We embrace a system-oriented, real-world, project-based approach. To innovate and reimagine, one have to approach challenges they’ve never encountered before. That means they learn to dig deep, figuring out the root causes of issues, gathering missing information, and seeing problems from different perspectives by understanding others.

Today the school works with kids from the disadvantaged backgrounds from Ukraine and Kazakhstan. Our goal is to give children more than just creative abilities. We teach them how to find and create opportunities, even when resources are limited.
Current schools projects:
An initiative where children from Ukraine and Kazakhstan collaborate to restore urban environments affected by war. The project addresses the issue of rocket craters left behind in residential neighborhoods. These polluted areas are transformed into safe spaces through multi-phase mini-park projects based on nature-based solutions, such as phytoremediation.
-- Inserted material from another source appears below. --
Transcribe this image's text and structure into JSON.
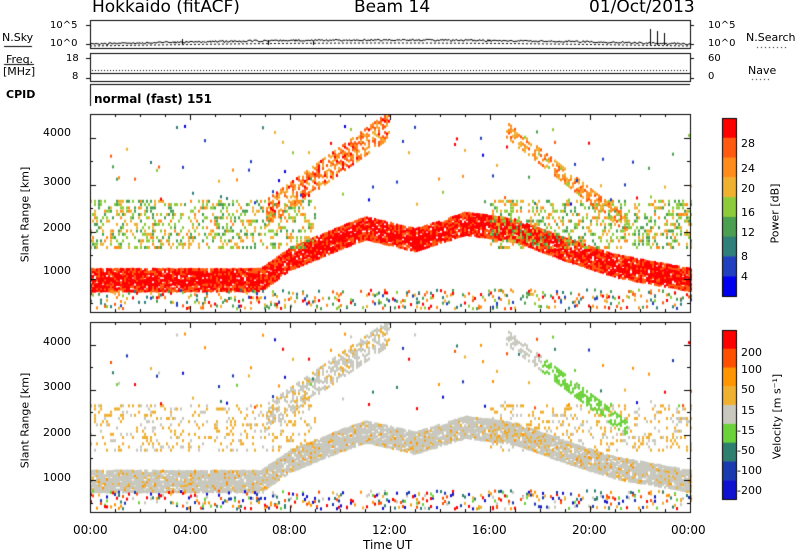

The project includes several stages:
1) Site Analysis: Testing soil to identify specific contaminants.
2) Plant Selection: Choosing species that extract harmful substances or stabilize pollutants in the soil.
3) Designing Green Social Zones: Creating plans for community-friendly mini-parks.
4) Cleanup: Removing and safely relocating vegetation after it absorbs contaminants.

By working on this project, children develop critical skills in research, environmental science, and inclusive design. By healing the environment and creating community-focused green zones, kids literally design their own future.

A cultural project for designing memorial plaques dedicated to controversial historical figures. Children focus on individuals who were born or lived in Ukraine but whose identities were shaped by imperialistic and ideological influences, such as Igor Sikorsky, Mikhail Bulgakov, Nikolai Gogol, etc, as well as others who, after being born in Ukraine, relocated to what is now modern-day Russia during the Soviet era, such as Sergei Korolev, Yuri Knozorov, etc.

Similarly, children from Kazakhstan analyze biographies of russified Kazakh authors, cultural and political figures, exploring how their identities and legacies were reshaped by Soviet narratives.

They then formulate statements that encapsulate these nuances and design memorial plaques to be placed on the houses where these individuals once lived.

Through this project, children explore complex historical narratives, cultivate a reflective approach to cultural memory, and contemplate about ethics and anticolonial practices through design.